Posted 2 months, 1 week, 4 days, 17 hours, 36 minutes ago
There's a curious bump in 1980 in mentions of AI (note that the use of periods in its name, A.I., is almost never used since inception. I think we can attribute this to the rise of personal computers and books about them explaining how they work to a new group of non-technical users. The meaning was not likely how we're talking about them today except for some futurist prediction authors like Isaac Asimov, Freeman Dyson, and Daniel Bell (whose early book on the Internet was my introduction to it when I didn't even own a computer at home and was punching card in Fortran for my high school's behemoth UNIVAC-looking thing). Looking back, it's kind of odd that Fortran IV was my first computer language rather than the typical introduction with Basic or Pascsal, but this was a time when most high schools didn't have any computers and we were lucky to have been gifted one through some grant due to our unusually high college entrance exams and advanced placement courses.

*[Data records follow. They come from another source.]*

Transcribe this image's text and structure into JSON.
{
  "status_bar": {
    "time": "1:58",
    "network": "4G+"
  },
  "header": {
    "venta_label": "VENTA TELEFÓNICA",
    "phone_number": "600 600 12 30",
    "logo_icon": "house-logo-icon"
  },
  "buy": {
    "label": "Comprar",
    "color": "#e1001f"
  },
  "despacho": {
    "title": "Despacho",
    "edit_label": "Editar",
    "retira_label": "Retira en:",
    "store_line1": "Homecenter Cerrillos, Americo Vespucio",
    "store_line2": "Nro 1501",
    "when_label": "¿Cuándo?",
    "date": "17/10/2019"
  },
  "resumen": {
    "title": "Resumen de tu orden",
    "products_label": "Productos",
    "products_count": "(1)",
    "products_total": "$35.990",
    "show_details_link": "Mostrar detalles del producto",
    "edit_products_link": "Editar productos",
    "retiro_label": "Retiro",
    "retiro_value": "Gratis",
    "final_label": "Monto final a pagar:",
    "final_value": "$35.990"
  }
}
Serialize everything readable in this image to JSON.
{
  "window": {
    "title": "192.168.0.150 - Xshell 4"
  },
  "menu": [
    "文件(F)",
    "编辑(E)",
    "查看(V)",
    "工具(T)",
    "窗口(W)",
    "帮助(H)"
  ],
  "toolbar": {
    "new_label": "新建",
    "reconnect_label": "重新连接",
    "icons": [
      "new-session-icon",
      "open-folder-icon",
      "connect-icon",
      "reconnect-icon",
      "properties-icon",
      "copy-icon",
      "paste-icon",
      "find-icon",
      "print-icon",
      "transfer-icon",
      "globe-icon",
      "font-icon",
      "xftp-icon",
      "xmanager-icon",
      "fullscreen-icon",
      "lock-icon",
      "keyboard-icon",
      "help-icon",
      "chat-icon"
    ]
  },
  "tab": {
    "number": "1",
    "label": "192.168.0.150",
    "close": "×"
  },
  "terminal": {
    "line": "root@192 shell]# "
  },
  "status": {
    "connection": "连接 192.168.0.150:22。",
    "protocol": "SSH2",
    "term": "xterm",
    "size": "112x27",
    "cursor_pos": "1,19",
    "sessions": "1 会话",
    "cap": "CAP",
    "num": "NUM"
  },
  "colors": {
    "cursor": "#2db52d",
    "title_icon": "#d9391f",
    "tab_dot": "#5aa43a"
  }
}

To this day I can't figure out why my mathematics class grades were so average, but I had top grades in computer courses. I think it was the teachers. I could tell which ones were just phoning it in and who was actually excited about the material and getting us to be as excited about it.
Which brings me back to AI. There are more and more courses online or simple help videos for coding and many use artificial voices, which although good, you can more or less tell it's you now being programmed by a computer. Can AI do the same as a disinterested teacher? No doubt. Can it replace a good teacher? Not at the moment. Not for a while, I think.